ESG round-up: UK confirms sustainability disclosure standards will align with ISSB

The latest developments in sustainable finance: Australia launches transition methodology research; B2C commits £8.3bn to climate solutions.

The UK government has confirmed that its Sustainability Disclosure Standards (SDS) will be based on two disclosure standards published in June by the International Sustainability Standards Board (ISSB). The government said endorsed standards will only divert from the ISSB global baseline “if absolutely necessary for UK-specific matters”. Work on the SDS will be led by the Department for Business and Trade (DBT) and is due to be finalised by July 2024. Decisions to require disclosure will be made independently by the UK government for registered companies and limited liability partnerships, and by the Financial Conduct Authority (FCA) for listed companies.

The government has established two committees to support work on assessment and endorsement of IFRS S1 and S2. The UK sustainability disclosure technical advisory committee (TAC) – supported by the Financial Reporting Council (FRC) – will assess the ISSB’s disclosure standards on a technical basis and provide independent recommendation on endorsement to the business and trade secretary, via the DBT.

The sustainability disclosure policy and implementation committee (PIC) – overseen by the DBT – will provide advice on an endorsement decision to the business and trade secretary, including PIC’s analysis of interactions between the ISSB’s disclosure standards and existing UK legislation and regulation. Its membership consists of UK government departments and regulators including the Bank of England, FCA, FRC and Treasury. If the business and trade secretary endorses the standards, PIC will coordinate the implementation of SDS by the UK government and FCA.

The Australian Sustainable Finance Institute (ASFI) has published a research paper on transition methodology in response to strong support for a transition category from stakeholders and limited consensus on the appropriate methodology for integrating a transition category into the developing taxonomy. The methodology – adapted from frameworks under development in Singapore and Canada – covers 12 considerations, including aligning transition criteria with a 1.5C scenario, limiting the scope of the transition category to hard-to-abate sectors to encourage the allocation of capital towards decarbonisation of these sectors, and avoiding carbon lock-in by restricting transition to existing projects only.

Border to Coast has committed £8.3 billion ($10.5 billion; €9.6 billion) of its investments to climate solutions. The UK pension pool’s climate change report for the year ending March 2023 disclosed that £6.9 billion of equity and fixed income assets are in investments aiming to reduce carbon emissions, while its private markets deployment in investments in the transition to a lower-carbon economy has more than doubled to £1.4 billion.
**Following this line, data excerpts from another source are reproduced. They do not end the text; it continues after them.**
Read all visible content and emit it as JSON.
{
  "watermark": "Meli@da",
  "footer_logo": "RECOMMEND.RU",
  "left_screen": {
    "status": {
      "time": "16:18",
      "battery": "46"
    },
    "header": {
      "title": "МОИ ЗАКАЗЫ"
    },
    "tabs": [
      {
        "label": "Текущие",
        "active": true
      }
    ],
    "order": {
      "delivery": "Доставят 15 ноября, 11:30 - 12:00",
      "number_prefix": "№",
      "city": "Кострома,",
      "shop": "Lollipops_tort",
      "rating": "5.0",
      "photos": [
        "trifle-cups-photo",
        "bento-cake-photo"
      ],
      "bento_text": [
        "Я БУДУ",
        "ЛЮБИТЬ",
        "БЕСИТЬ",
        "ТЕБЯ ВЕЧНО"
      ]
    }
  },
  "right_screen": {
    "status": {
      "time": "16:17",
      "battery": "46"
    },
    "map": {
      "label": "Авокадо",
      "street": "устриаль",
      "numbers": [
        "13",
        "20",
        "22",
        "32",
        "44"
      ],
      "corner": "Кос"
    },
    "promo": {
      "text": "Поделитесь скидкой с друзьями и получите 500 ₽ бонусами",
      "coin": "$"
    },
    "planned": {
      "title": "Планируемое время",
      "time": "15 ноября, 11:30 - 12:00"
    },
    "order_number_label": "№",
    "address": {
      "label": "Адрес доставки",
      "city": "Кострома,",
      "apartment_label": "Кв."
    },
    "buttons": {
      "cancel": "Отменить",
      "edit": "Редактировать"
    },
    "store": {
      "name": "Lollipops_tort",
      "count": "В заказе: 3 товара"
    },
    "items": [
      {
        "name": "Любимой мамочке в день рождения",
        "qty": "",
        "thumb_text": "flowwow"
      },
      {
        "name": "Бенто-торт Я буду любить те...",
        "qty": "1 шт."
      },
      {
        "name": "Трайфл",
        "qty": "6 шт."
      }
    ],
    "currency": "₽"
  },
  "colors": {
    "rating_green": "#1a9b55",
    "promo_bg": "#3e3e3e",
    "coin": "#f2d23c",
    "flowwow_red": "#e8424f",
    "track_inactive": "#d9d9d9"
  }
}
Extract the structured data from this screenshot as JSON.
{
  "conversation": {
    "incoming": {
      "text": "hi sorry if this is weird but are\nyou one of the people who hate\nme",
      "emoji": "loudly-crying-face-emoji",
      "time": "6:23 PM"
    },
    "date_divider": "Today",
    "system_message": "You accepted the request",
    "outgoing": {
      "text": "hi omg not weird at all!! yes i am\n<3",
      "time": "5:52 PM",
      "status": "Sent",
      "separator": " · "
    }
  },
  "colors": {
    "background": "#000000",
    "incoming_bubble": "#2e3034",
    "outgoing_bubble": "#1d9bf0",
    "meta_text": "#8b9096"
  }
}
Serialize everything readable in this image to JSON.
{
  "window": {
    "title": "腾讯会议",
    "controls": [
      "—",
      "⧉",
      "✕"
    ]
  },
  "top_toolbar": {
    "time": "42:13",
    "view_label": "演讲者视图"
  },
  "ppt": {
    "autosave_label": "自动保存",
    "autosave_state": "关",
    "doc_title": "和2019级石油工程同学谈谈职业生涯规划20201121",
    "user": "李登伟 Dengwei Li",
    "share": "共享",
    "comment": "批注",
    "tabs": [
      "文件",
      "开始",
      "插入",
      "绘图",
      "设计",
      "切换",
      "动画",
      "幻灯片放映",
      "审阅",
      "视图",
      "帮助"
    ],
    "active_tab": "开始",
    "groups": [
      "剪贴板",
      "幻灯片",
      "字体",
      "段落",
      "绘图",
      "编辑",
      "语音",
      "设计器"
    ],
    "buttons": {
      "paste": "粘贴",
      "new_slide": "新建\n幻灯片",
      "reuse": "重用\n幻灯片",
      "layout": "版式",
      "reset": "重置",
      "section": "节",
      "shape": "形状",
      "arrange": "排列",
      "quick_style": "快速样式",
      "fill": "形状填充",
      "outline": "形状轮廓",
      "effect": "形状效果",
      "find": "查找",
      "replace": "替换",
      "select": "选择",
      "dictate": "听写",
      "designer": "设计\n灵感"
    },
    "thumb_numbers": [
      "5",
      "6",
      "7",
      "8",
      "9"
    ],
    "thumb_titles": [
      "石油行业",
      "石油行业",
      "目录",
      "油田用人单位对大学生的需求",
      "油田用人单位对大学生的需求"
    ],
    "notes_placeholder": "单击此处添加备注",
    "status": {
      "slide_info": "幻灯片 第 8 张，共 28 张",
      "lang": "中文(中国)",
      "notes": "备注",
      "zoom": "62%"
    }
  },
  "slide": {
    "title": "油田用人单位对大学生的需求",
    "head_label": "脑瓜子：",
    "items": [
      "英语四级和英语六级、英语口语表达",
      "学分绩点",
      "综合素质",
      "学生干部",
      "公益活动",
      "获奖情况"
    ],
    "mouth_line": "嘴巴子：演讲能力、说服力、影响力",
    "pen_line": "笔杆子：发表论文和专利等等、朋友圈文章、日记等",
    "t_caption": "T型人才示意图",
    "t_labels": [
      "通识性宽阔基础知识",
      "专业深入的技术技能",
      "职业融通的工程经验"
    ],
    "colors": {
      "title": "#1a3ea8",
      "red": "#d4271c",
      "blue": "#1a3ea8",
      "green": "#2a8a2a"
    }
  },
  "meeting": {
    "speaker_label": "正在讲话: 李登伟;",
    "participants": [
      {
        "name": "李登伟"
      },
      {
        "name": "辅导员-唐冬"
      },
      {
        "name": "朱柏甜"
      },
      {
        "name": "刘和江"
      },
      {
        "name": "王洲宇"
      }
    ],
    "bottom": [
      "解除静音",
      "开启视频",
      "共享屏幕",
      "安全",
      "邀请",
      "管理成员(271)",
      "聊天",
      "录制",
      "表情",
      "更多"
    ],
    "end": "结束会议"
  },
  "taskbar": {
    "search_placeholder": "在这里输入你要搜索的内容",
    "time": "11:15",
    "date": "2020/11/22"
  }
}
On the stewardship side, the company disclosed that in 2022-23 it opposed the majority of Say on Climate resolutions due to “insufficient progress on climate change and diversity”. It voted against 93 percent of company transition plans and 73 percent of climate-related shareholder proposals. Notably, it voted against management 70 percent more than in 2021-22 on diversity grounds.

UBS Asset Management and Aon have launched a Global Emerging Markets Equity Climate Transition Fund that supports the transition to a low-carbon economy while factoring in social characteristics. The fund’s rules-based investment strategy invests in emerging market companies and tilts towards climate change stocks aiming to decarbonise in line with a 1.5C scenario. The fund will also be exposed to companies that align with the UN SDGs relating to health, clean energy, decent work, responsible consumption and production, and climate action. The strategy is being seeded with £190 million from Aon’s defined benefit and defined contribution solutions.

The Romanian Sustainable Investment and Finance Association (RoSIF) has joined Eurosif as an observer. RoSIF was co-founded in 2021 by Theodor Cojoianu, associate professor in sustainable finance at the University of Edinburgh and a member of the EU Platform on Sustainable Finance and the UK Green Technical Advisory Group (GTAG); Ioana Subașu, sustainable investment analyst at Royal London Asset Management; and Vasile Strat, dean of Bucharest Business School. RoSIF is an apolitical, nonprofit organisation that promotes sustainable institutional investment decision-making in Romania and Central and Eastern Europe.

The Climate Governance Initiative (CGI) has launched the 29th chapter in its network, for Southern Africa. This is the second chapter in Africa to be launched, following the launch of the chapter for Egypt by the European Bank for Reconstruction and Development (EBRD) and CGI in July. It brings together the 16 members states of the Southern African Development Community. The platform will provide training for board members to drive climate change action in their organisations.

The World Bank has opened a consultation on its draft gender strategy for 2024-30. The proposal puts forward a plan to accelerate gender equality in alignment with the World Bank Group’s evolution roadmap. The strategy emphasises innovation, financing and collective action to end gender-based violence, improve human capital, and engage women as leaders. The plan – which builds on the World Bank’s 2016-23 strategy – is open for consultation until 30 November.